Ces héros descendus en Enfer: la catabase [#1]

Hercule, Dante, Enée ou encore Orphée… de nombreux héros des épopées classiques, principalement grecques, ont dû à un moment dans leur périple plonger dans les tréfonds de la terre jusqu’au monde des morts. Cet épisode, appelé catabase – un mot grec ancien signifiant littéralement descente – est un motif traditionnel des épopées symbolisant souvent l’apothéose du voyage du héros, le moment où il va chercher à prouver sa valeur en tentant de convaincre même ceux qui ne vivent plus du bien-fondé de sa quête.

Bien que l’objet de la descente aux enfers de ces héros soit toujours dans un but précis – la récupération d’un artefact magique, obtenir les conseils de disparus ou encore ramener à la vie un être aimé – difficile de ne pas voir dans ce voyage souterrain une quête intérieure des personnages, censée exalter les qualités qui font d’eux des sur-hommes, forgeant un exemple à suivre.
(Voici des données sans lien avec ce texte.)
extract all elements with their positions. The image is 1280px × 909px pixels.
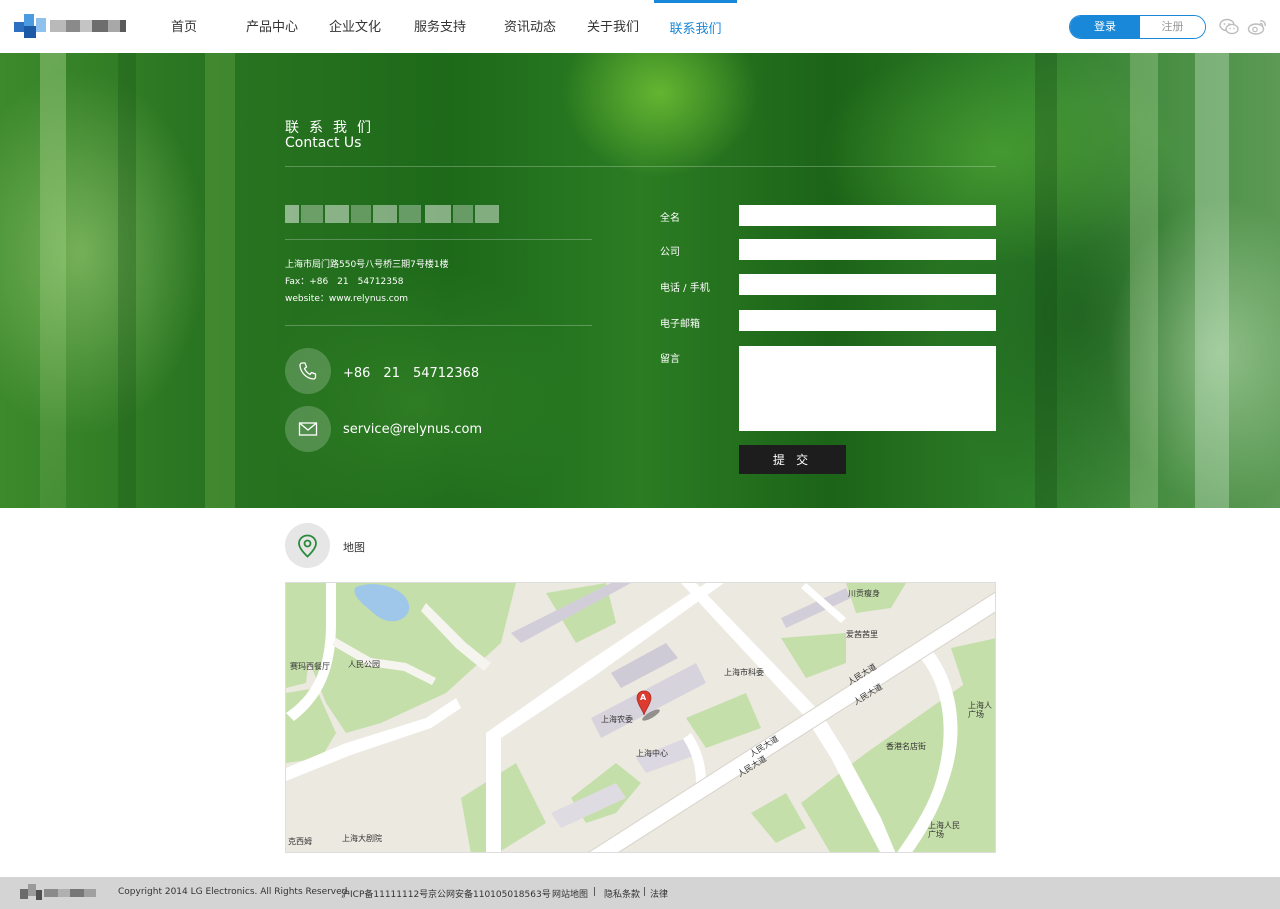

Car descendre aux enfers est une chose, accéder au royaume des morts étant en principe facile puisqu’il suffit… de mourir. Ces héros eux en revanche, se rendent aux Enfers vivants et en reviennent, souvent en ayant accompli au passage des prouesses. La catabase est ainsi une résurrection, la renaissance – en meilleur – du personnage principal du récit, un motif tellement récurrent dans les épopées classiques qu’il est devenu l’une des étapes du « voyage du héros » décrit par Joseph Campbell et sa théorie du monomythe, dans lequel le héros passe obligatoirement par la descente aux enfers – réelle ou spirituelle – avant de revenir pour triompher de son ennemi. On commence aujourd’hui avec une première partie consacrée aux personnages de la mythologie grecque qui sont descendus aux Enfers, ces récits étant sans doute – si on exclut l’épopée de Gilgamesh – les plus anciens qui nous soient parvenus.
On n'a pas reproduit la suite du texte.